Introduction


QSOs represent the most energetic, sustained phenomena in the universe. They provide a stage for some of the most extreme physical conditions known to exist. While the energy budget is roughly the same across the entire electromagnetic spectrum, our knowledge of the central environment of these objects has come primarily from X-rays that crash through their centers and from the well known broad absorption line (BAL) phenomenon in the ultraviolet. In recent years, another piece of the QSO puzzle has emerged - narrow absorption lines (dv < 1000 km/s, NALs) which only partly occult the UV continuum and are, thus, clearly caused by gas close to the accretion disk [2,4,5]. For simplicity, hereafter, we refer to QSOs that host intrinsic narrow absorption as NALQSOs in the same spirit as BALQSOs. It is not known where NALQSOs fall into the general picture.

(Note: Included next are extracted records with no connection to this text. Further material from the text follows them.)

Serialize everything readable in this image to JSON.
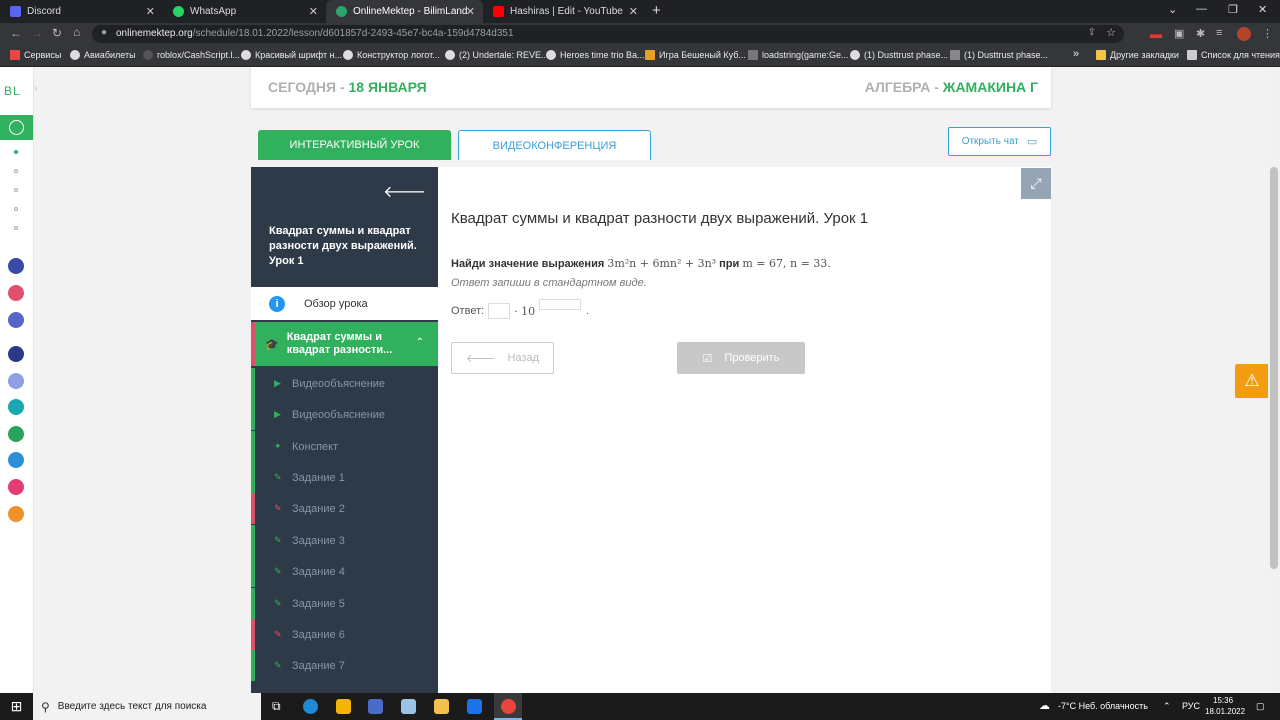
{
  "browser": {
    "tabs": [
      {
        "label": "Discord",
        "color": "#5865f2"
      },
      {
        "label": "WhatsApp",
        "color": "#25d366"
      },
      {
        "label": "OnlineMektep - BilimLand",
        "color": "#2ca46e"
      },
      {
        "label": "Hashiras | Edit - YouTube",
        "color": "#ff0000"
      }
    ],
    "new_tab": "+",
    "url_host": "onlinemektep.org",
    "url_path": "/schedule/18.01.2022/lesson/d601857d-2493-45e7-bc4a-159d4784d351",
    "bookmarks": [
      "Сервисы",
      "Авиабилеты",
      "roblox/CashScript.l...",
      "Красивый шрифт н...",
      "Конструктор логот...",
      "(2) Undertale: REVE...",
      "Heroes time trio Ba...",
      "Игра Бешеный Куб...",
      "loadstring(game:Ge...",
      "(1) Dusttrust phase...",
      "(1) Dusttrust phase..."
    ],
    "bookmark_more": "»",
    "other_bookmarks": "Другие закладки",
    "reading_list": "Список для чтения"
  },
  "left_rail": {
    "logo": "BL"
  },
  "header": {
    "today_prefix": "СЕГОДНЯ - ",
    "today_date": "18 ЯНВАРЯ",
    "subject_prefix": "АЛГЕБРА - ",
    "teacher": "ЖАМАКИНА Г"
  },
  "tabs": {
    "interactive": "ИНТЕРАКТИВНЫЙ УРОК",
    "video_conf": "ВИДЕОКОНФЕРЕНЦИЯ"
  },
  "chat_button": "Открыть чат",
  "sidebar": {
    "title": "Квадрат суммы и квадрат разности двух выражений. Урок 1",
    "overview": "Обзор урока",
    "active_section": "Квадрат суммы и квадрат разности...",
    "items": [
      {
        "label": "Видеообъяснение",
        "icon": "play-icon",
        "glyph": "▶",
        "status": "ok"
      },
      {
        "label": "Видеообъяснение",
        "icon": "play-icon",
        "glyph": "▶",
        "status": "ok"
      },
      {
        "label": "Конспект",
        "icon": "book-icon",
        "glyph": "✦",
        "status": "ok"
      },
      {
        "label": "Задание 1",
        "icon": "edit-icon",
        "glyph": "✎",
        "status": "ok"
      },
      {
        "label": "Задание 2",
        "icon": "edit-icon",
        "glyph": "✎",
        "status": "error"
      },
      {
        "label": "Задание 3",
        "icon": "edit-icon",
        "glyph": "✎",
        "status": "ok"
      },
      {
        "label": "Задание 4",
        "icon": "edit-icon",
        "glyph": "✎",
        "status": "ok"
      },
      {
        "label": "Задание 5",
        "icon": "edit-icon",
        "glyph": "✎",
        "status": "ok"
      },
      {
        "label": "Задание 6",
        "icon": "edit-icon",
        "glyph": "✎",
        "status": "error"
      },
      {
        "label": "Задание 7",
        "icon": "edit-icon",
        "glyph": "✎",
        "status": "ok"
      }
    ]
  },
  "lesson": {
    "title": "Квадрат суммы и квадрат разности двух выражений. Урок 1",
    "task_prefix": "Найди значение выражения",
    "expression": "3m²n + 6mn² + 3n³",
    "task_when": "при",
    "values": "m = 67, n = 33.",
    "hint": "Ответ запиши в стандартном виде.",
    "answer_label": "Ответ:",
    "times": "· 10",
    "period": "."
  },
  "buttons": {
    "back": "Назад",
    "check": "Проверить"
  },
  "taskbar": {
    "search_placeholder": "Введите здесь текст для поиска",
    "weather": "-7°C  Неб. облачность",
    "language": "РУС",
    "time": "15:36",
    "date": "18.01.2022"
  }
}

It is also not completely known what properties of a QSO make it suitable to be a NALQSO. Low resolution optical surveys [1,3,7] for CIV have shown that high redshift, and large equivalent width associated systems tend to prefer steep spectrum radio-loud, optically faint QSO hosts. (An associated system is one that falls within 5,000 km/s of the emission redshift; it is not necessarily {\it intrinsic}.) This still leaves many unanswered questions. What about the population of weak associated absorbers? What happens at low redshift? Is the X-ray warm absorption phenomenon in QSOs connected to intrinsic UV absorption as in Seyfert 1s? The answers to these questions are not simple and require multivariate techniques to comprehensively address.